One of the most basic concepts on the LSAT is the idea of conditional statements. The simplest form is a straightforward if-then statement. In a contract, it might look like this: "I promise that if I am approved for the loan, then I will buy your house."
This promise means that if you get the loan, we have sufficient information to know that you are contractually obligated to buy the house. And if you don't get the loan, then we have sufficient information to know that you're not obligated to buy the house. This is super-important: The promise only applies IF you are approved for the loan. If you're NOT approved for the loan, the promise has no effect whatsoever--it's as if the promise doesn't even exist. Even if you're turned down for the loan, you could still buy the house. Maybe you win the lottery, maybe you find $500,000 under your mattress, whatever--your promise to buy the house if you DO get the loan does not prevent you from buying the house through some other means if you DON'T get the loan.
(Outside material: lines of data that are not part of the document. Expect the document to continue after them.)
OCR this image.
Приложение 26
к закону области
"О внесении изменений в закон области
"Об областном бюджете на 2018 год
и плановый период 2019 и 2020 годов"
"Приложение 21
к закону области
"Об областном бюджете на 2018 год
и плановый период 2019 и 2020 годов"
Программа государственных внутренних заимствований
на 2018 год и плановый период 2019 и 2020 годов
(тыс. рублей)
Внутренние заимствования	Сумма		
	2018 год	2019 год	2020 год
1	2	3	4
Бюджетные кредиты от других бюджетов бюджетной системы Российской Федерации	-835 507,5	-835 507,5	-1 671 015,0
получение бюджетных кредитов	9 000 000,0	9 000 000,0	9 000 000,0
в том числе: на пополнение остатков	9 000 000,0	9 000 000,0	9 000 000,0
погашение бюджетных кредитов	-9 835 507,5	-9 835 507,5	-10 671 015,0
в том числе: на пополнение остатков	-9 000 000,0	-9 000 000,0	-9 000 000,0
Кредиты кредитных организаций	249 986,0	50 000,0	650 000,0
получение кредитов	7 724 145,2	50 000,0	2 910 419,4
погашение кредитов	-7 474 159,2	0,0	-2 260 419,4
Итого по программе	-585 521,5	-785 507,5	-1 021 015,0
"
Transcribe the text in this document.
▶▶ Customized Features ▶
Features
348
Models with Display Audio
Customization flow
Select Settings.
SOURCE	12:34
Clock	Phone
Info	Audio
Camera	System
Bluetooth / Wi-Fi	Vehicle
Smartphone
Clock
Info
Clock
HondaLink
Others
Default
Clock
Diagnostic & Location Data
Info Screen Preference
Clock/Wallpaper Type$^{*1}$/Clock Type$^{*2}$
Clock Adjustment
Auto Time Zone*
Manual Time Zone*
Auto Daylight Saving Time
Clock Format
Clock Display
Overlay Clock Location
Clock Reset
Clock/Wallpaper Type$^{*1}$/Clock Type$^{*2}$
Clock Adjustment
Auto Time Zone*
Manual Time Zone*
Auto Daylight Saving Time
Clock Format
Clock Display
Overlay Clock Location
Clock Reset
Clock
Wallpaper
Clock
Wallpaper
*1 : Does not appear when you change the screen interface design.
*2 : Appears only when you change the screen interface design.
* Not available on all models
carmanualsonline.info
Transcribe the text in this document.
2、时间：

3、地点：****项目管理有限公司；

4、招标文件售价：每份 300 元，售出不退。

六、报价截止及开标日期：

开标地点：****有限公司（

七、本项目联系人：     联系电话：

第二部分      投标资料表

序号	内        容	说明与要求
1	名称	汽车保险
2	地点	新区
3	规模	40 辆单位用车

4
Here's another simple example:
"If you're Warren Buffett, then you're rich."
This statement means that if you ARE Warren Buffett, then we have sufficient information to know that you are rich. (Buffet-->Rich). What the statement doesn't mean is that anyone who is rich is Warren Buffett. There are plenty of other rich folks in the world. But the statement does mean that if you're NOT rich, then you are NOT Warren Buffet. (NOT Rich-->NOT Buffet).
What I just did there is called the "contrapositive." Memorize this: To do the contrapositive, you must 1) switch the order of the terms, and 2) negate the terms. It's very puzzling to new students, but pretty straightforward once you get used to it.
"If you trip and fall headfirst into an industrial sausage grinder, then you are dead."
Okay, so if someone gets turned into sausage, that's sufficient information for us to know that they are dead. (Sausage-->Dead). But that doesn't mean that every dead person fell headfirst into an industrial sausage grinder. The arrow only goes one way. What it does mean is that if you are NOT dead, then you could NOT have fallen into an industrial sausage grinder. When we draw the contrapositive, we'll see the terms in 1) opposite order with 2) the opposite sign. So the contrapositive is (NOT dead-->NOT sausage). If someone is NOT dead, then we have sufficient information to know that they are not sausage.